Creating a microservices ecosystem is definitely the way of the future and allows for faster development and expansion of complex and varying features to be developed without the need of expensive and time-consuming maintenance of a bigger monolithic system. This development approach is not without its challenges, though, especially on the testing side. While the ambitions of a microservices architecture are normally around creating interdependent systems, testing can seldom live in isolation and needs to somehow retain an understanding of that bigger picture which makes it such a tricky thing to balance.
Think of building a puzzle
A good analogy to use for this is that of building a puzzle.

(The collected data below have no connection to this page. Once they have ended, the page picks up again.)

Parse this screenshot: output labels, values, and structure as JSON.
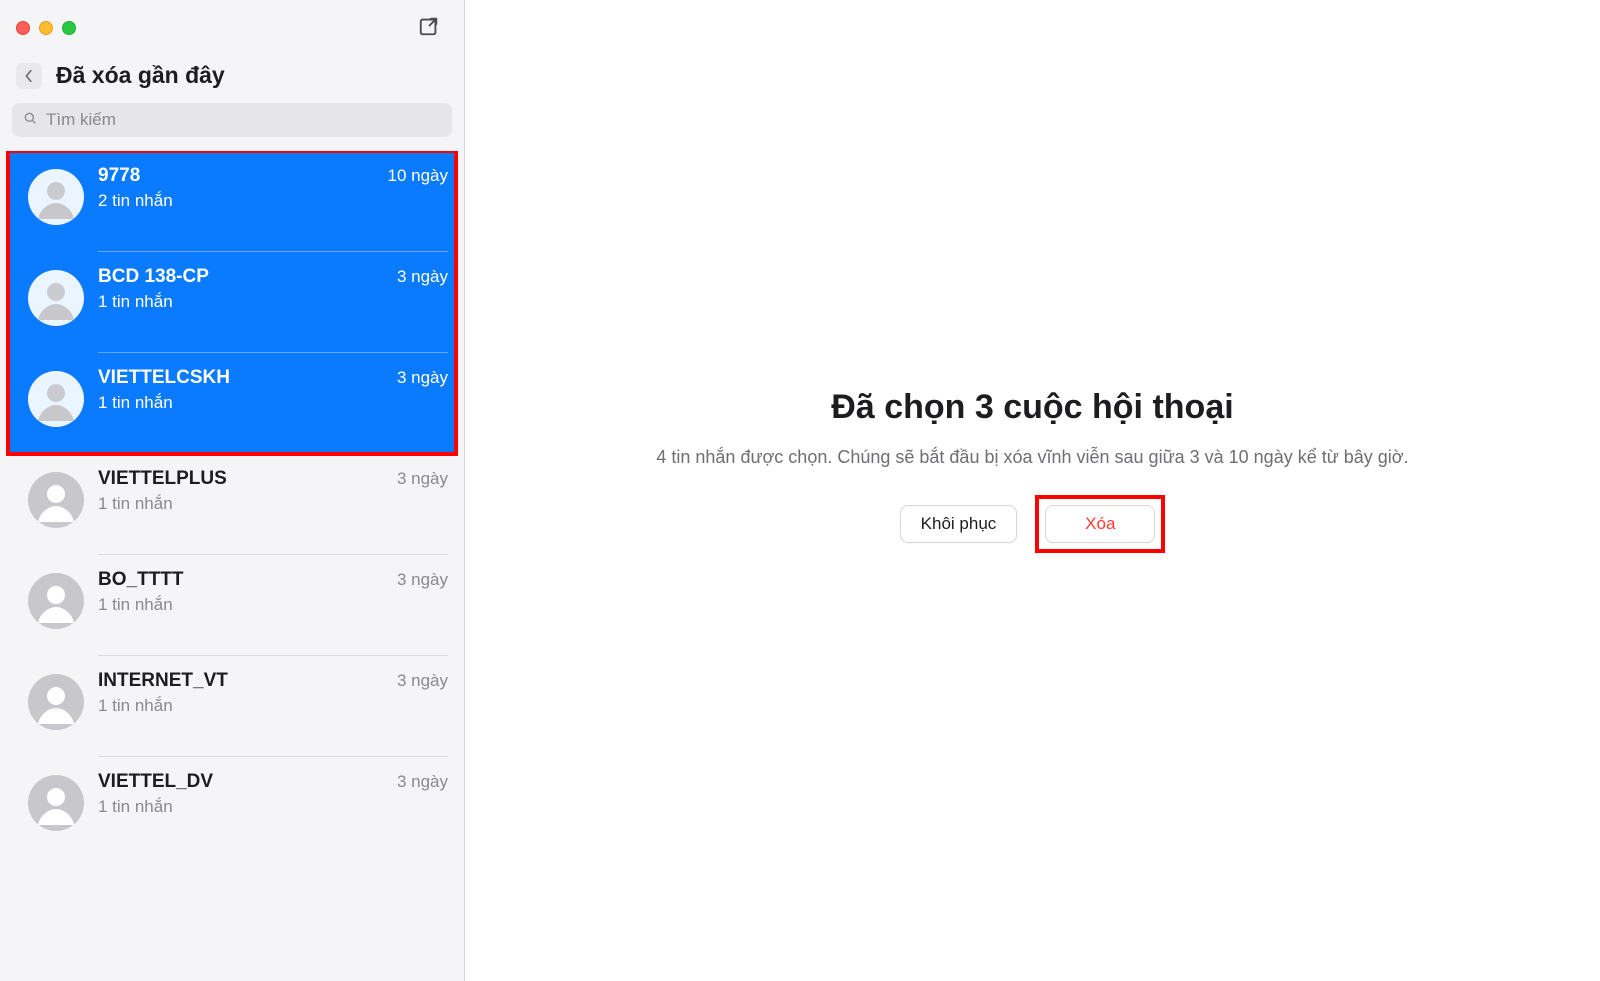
{
  "sidebar": {
    "title": "Đã xóa gần đây",
    "search_placeholder": "Tìm kiếm",
    "items": [
      {
        "name": "9778",
        "subtitle": "2 tin nhắn",
        "time": "10 ngày",
        "selected": true
      },
      {
        "name": "BCD 138-CP",
        "subtitle": "1 tin nhắn",
        "time": "3 ngày",
        "selected": true
      },
      {
        "name": "VIETTELCSKH",
        "subtitle": "1 tin nhắn",
        "time": "3 ngày",
        "selected": true
      },
      {
        "name": "VIETTELPLUS",
        "subtitle": "1 tin nhắn",
        "time": "3 ngày",
        "selected": false
      },
      {
        "name": "BO_TTTT",
        "subtitle": "1 tin nhắn",
        "time": "3 ngày",
        "selected": false
      },
      {
        "name": "INTERNET_VT",
        "subtitle": "1 tin nhắn",
        "time": "3 ngày",
        "selected": false
      },
      {
        "name": "VIETTEL_DV",
        "subtitle": "1 tin nhắn",
        "time": "3 ngày",
        "selected": false
      }
    ]
  },
  "main": {
    "heading": "Đã chọn 3 cuộc hội thoại",
    "description": "4 tin nhắn được chọn. Chúng sẽ bắt đầu bị xóa vĩnh viễn sau giữa 3 và 10 ngày kể từ bây giờ.",
    "recover_label": "Khôi phục",
    "delete_label": "Xóa"
  }
}
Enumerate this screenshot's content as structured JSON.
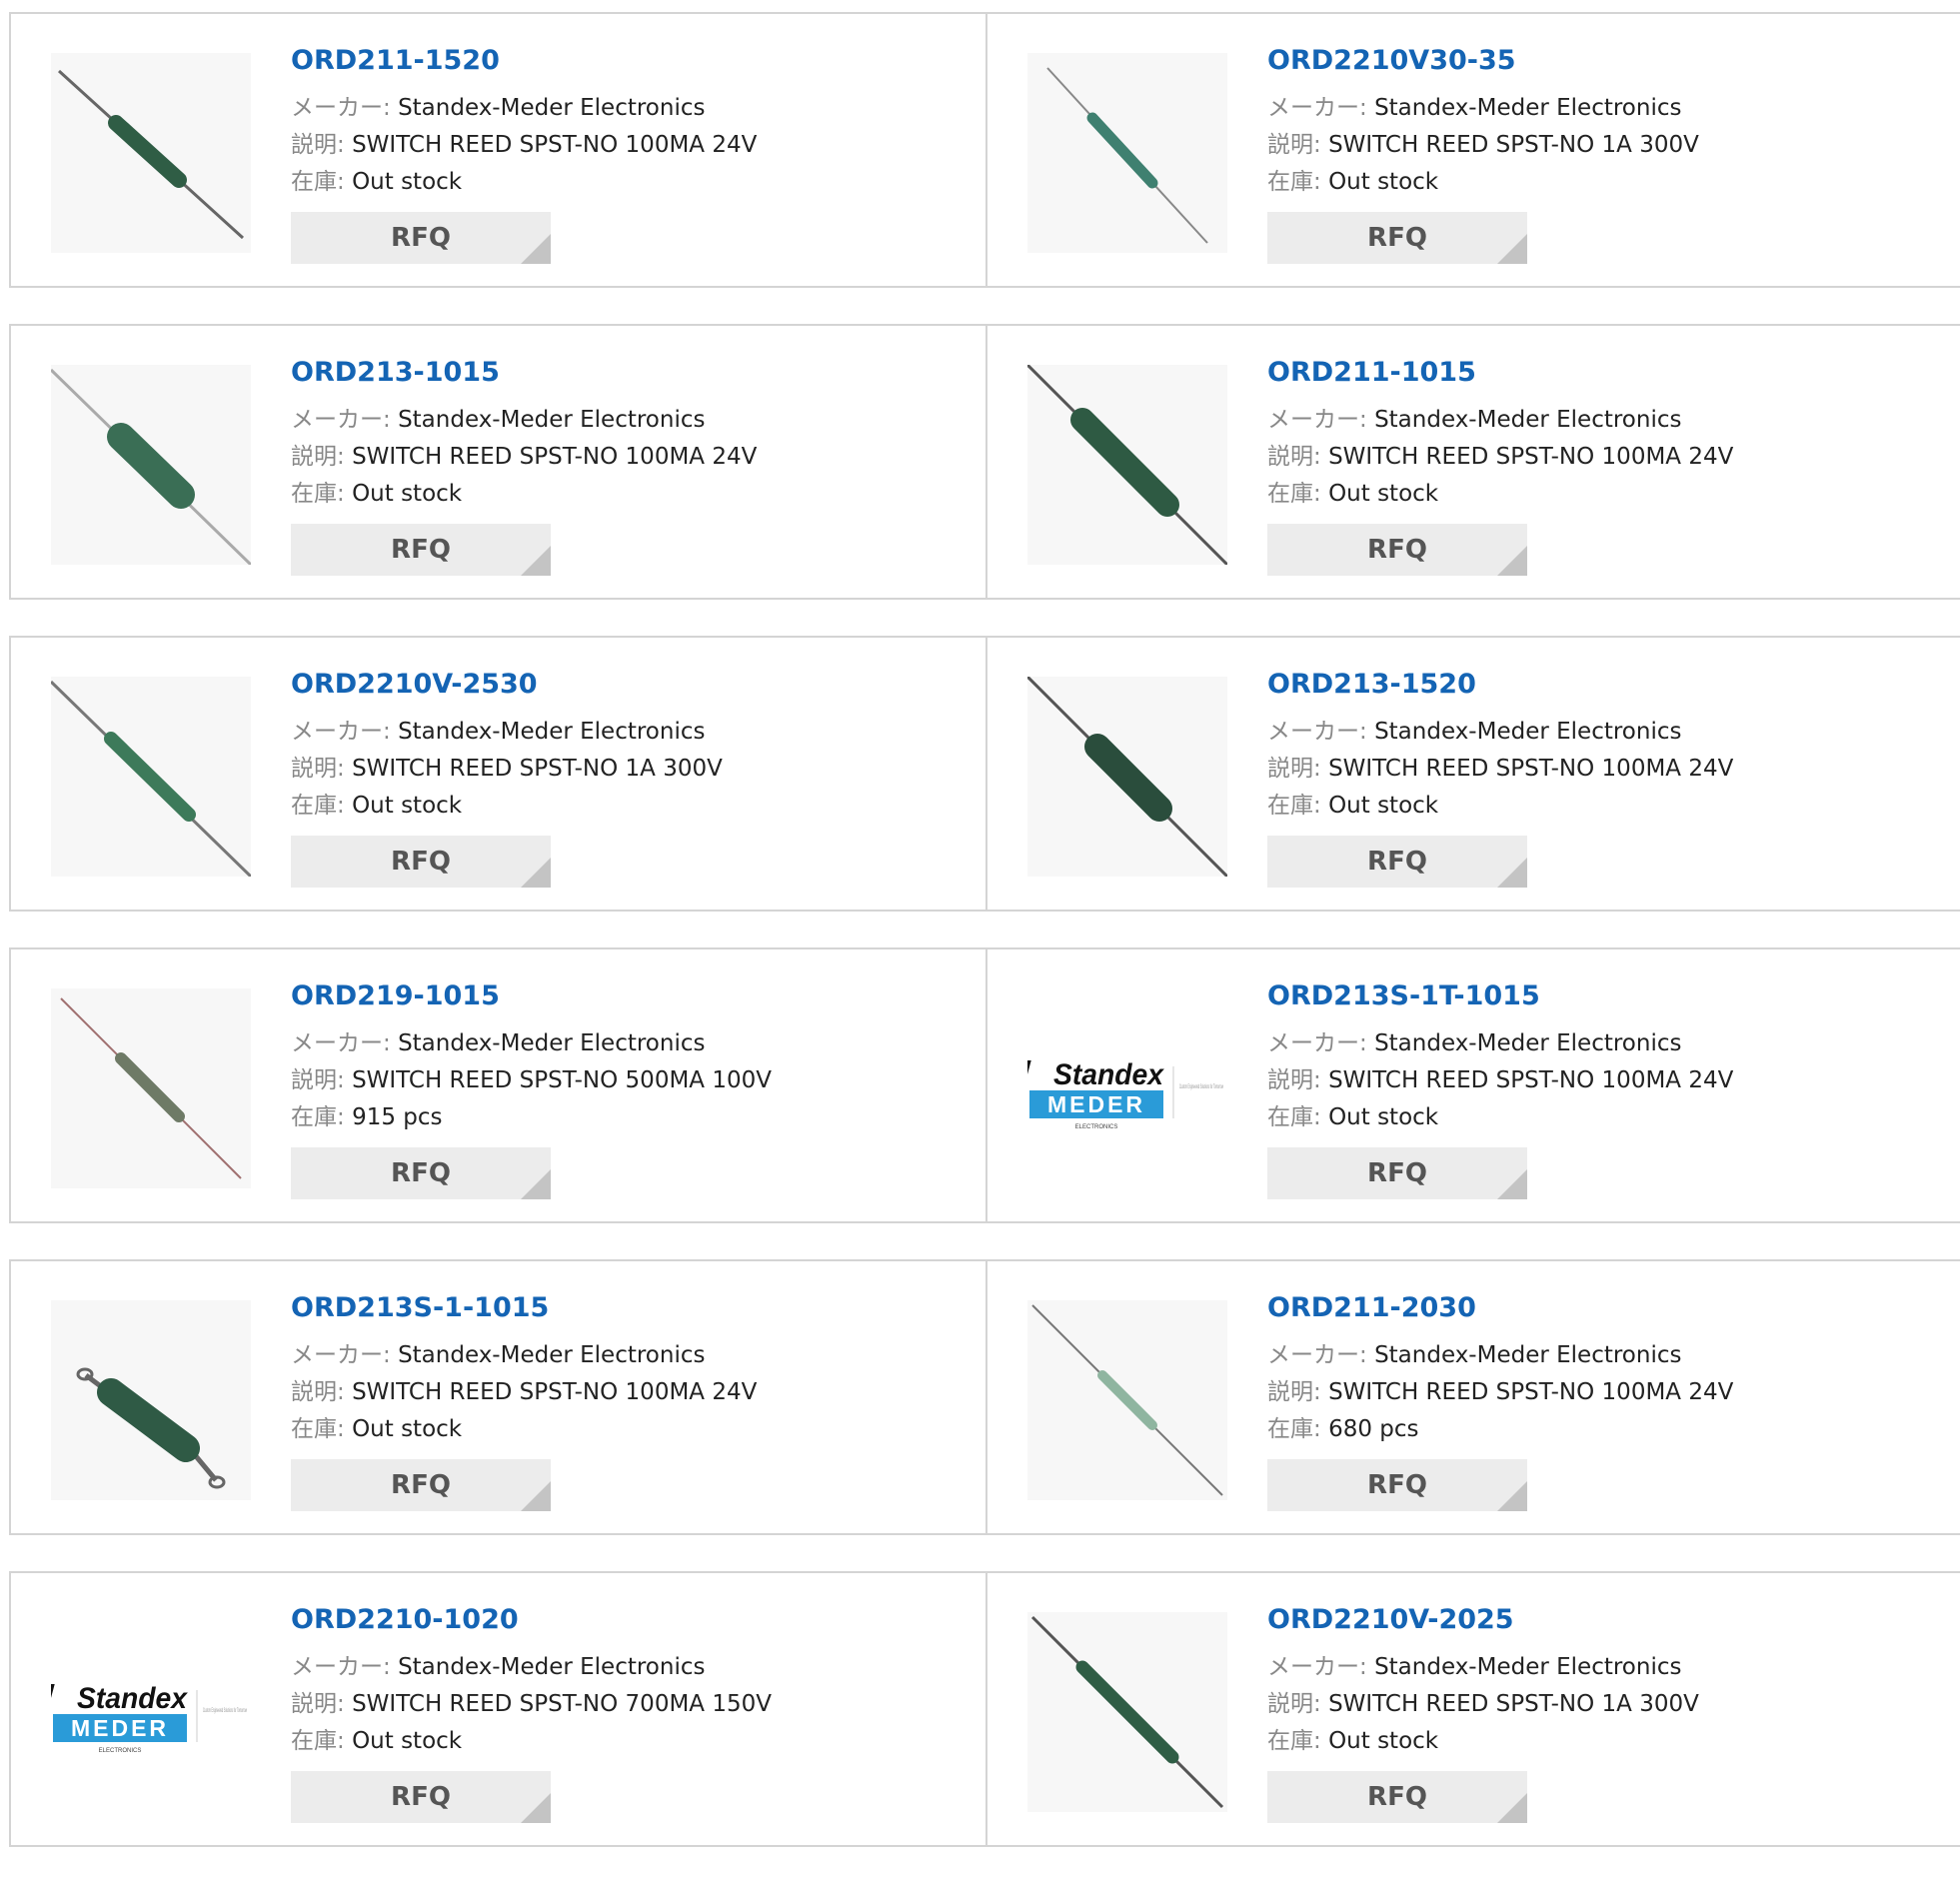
{
  "labels": {
    "maker": "メーカー:",
    "desc": "説明:",
    "stock": "在庫:",
    "rfq": "RFQ"
  },
  "colors": {
    "link": "#1464b4",
    "border": "#d4d4d4",
    "button_bg": "#ececec",
    "button_corner": "#c4c4c4"
  },
  "products": [
    {
      "pn": "ORD211-1520",
      "maker": "Standex-Meder Electronics",
      "desc": "SWITCH REED SPST-NO 100MA 24V",
      "stock": "Out stock",
      "image": "reed-switch-image"
    },
    {
      "pn": "ORD2210V30-35",
      "maker": "Standex-Meder Electronics",
      "desc": "SWITCH REED SPST-NO 1A 300V",
      "stock": "Out stock",
      "image": "reed-switch-image"
    },
    {
      "pn": "ORD213-1015",
      "maker": "Standex-Meder Electronics",
      "desc": "SWITCH REED SPST-NO 100MA 24V",
      "stock": "Out stock",
      "image": "reed-switch-image"
    },
    {
      "pn": "ORD211-1015",
      "maker": "Standex-Meder Electronics",
      "desc": "SWITCH REED SPST-NO 100MA 24V",
      "stock": "Out stock",
      "image": "reed-switch-image"
    },
    {
      "pn": "ORD2210V-2530",
      "maker": "Standex-Meder Electronics",
      "desc": "SWITCH REED SPST-NO 1A 300V",
      "stock": "Out stock",
      "image": "reed-switch-image"
    },
    {
      "pn": "ORD213-1520",
      "maker": "Standex-Meder Electronics",
      "desc": "SWITCH REED SPST-NO 100MA 24V",
      "stock": "Out stock",
      "image": "reed-switch-image"
    },
    {
      "pn": "ORD219-1015",
      "maker": "Standex-Meder Electronics",
      "desc": "SWITCH REED SPST-NO 500MA 100V",
      "stock": "915 pcs",
      "image": "reed-switch-image"
    },
    {
      "pn": "ORD213S-1T-1015",
      "maker": "Standex-Meder Electronics",
      "desc": "SWITCH REED SPST-NO 100MA 24V",
      "stock": "Out stock",
      "image": "standex-meder-logo",
      "logo": {
        "brand": "Standex",
        "sub": "MEDER",
        "tag": "ELECTRONICS",
        "side": "Custom Engineered Solutions for Tomorrow"
      }
    },
    {
      "pn": "ORD213S-1-1015",
      "maker": "Standex-Meder Electronics",
      "desc": "SWITCH REED SPST-NO 100MA 24V",
      "stock": "Out stock",
      "image": "reed-switch-image"
    },
    {
      "pn": "ORD211-2030",
      "maker": "Standex-Meder Electronics",
      "desc": "SWITCH REED SPST-NO 100MA 24V",
      "stock": "680 pcs",
      "image": "reed-switch-image"
    },
    {
      "pn": "ORD2210-1020",
      "maker": "Standex-Meder Electronics",
      "desc": "SWITCH REED SPST-NO 700MA 150V",
      "stock": "Out stock",
      "image": "standex-meder-logo",
      "logo": {
        "brand": "Standex",
        "sub": "MEDER",
        "tag": "ELECTRONICS",
        "side": "Custom Engineered Solutions for Tomorrow"
      }
    },
    {
      "pn": "ORD2210V-2025",
      "maker": "Standex-Meder Electronics",
      "desc": "SWITCH REED SPST-NO 1A 300V",
      "stock": "Out stock",
      "image": "reed-switch-image"
    }
  ]
}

Building a big puzzle takes a lot of time and effort to get right, though in the end with a clear plan and visual of what the final outcome should look like, you will eventually get it completed. With a microservices architecture, teams are essentially building that same puzzle, except they only get to see parts of it and might not always have all the ideas of what that final picture will look like.
Those individual pieces can certainly be built a lot quicker, but there is always uncertainty that they might not fit together as well as you hoped or that some of the shared pieces used to make the parts come together has created waste and lead to a puzzle that doesn’t look as well as intended.
So, are microservices still worth the quality risk then, given these scenarios? Absolutely, the benefits of speed and scalability are certainly with it and while the technical challenges are there they can be overcome.
Knowing your piece of the puzzle
Going back to our puzzle analogy, you might not have the big picture of what the puzzle looks like but if everyone knows exactly what their pieces need to look like and the shapes of the pieces that are required, you can still build them and know they will fit together. What this does require though is teams knowing their pieces of the puzzle and how they connect together a lot more intimately than before.
Essentially, for microservices testing to work teams need to consider the following:
- Have a clearly laid out architecture and set of standards to follow. While microservices offer a lot of freedom and flexibility for teams, there needs to be clear guidelines for how software communicates with each other and what it need to look like. If these are not well defined early, teams are going to waste a lot of effort in mitigating change and the inevitable integration effects that will need to be fixed. Part of making this work is also design test frameworks that are suited for scale and not constrained to the products under test.
- Know your dependencies and how to mock them. If you can test the basic inputs and outputs of how your services interact with others and these are well defined, it should be easy to test and automate these upfront. Yes, there is always a chance dependencies change, but if you build the appropriate contract tests with the respective APIs, you will be able to pick these up and prevent your software from deploying and be able to rectify these issues before going live. Following a model of independent test design is ideal here.
- Test where the logic is. Too much effort is often spent trying to do expensive integration tests, when the majority of the logic is sitting in code than can easily be taken care of at a unit test level. While there is always a need for integration testing, if you have a high level of coverage at a code level, the reliance on expensive integration tests is reduced.
- Automate everything. While this is a pipe dream for many. If you have the above three things in order, automation is actually quite easy. And if you’re testing closer to your code, also a lot faster to write and execute in your pipelines. Don’t use manual testing as an excuse to test your different systems end to end. If you’ve done your homework with the things above, you’ve created a road-map for easier automation that doesn’t compromise your overall system quality.
Grow your technical capabilities
If there is perhaps one thing that should be clear with the above approaches though it’s that test engineers need to plugged into the architectural details of how the system is developed and be technical enough to test the required architecture. If teams are looking to innovative, scale and deliver software faster without compromising their quality, they have no option but to develop technical testers that are capable of designing software and writing code to make the parts work together from a quality perspective.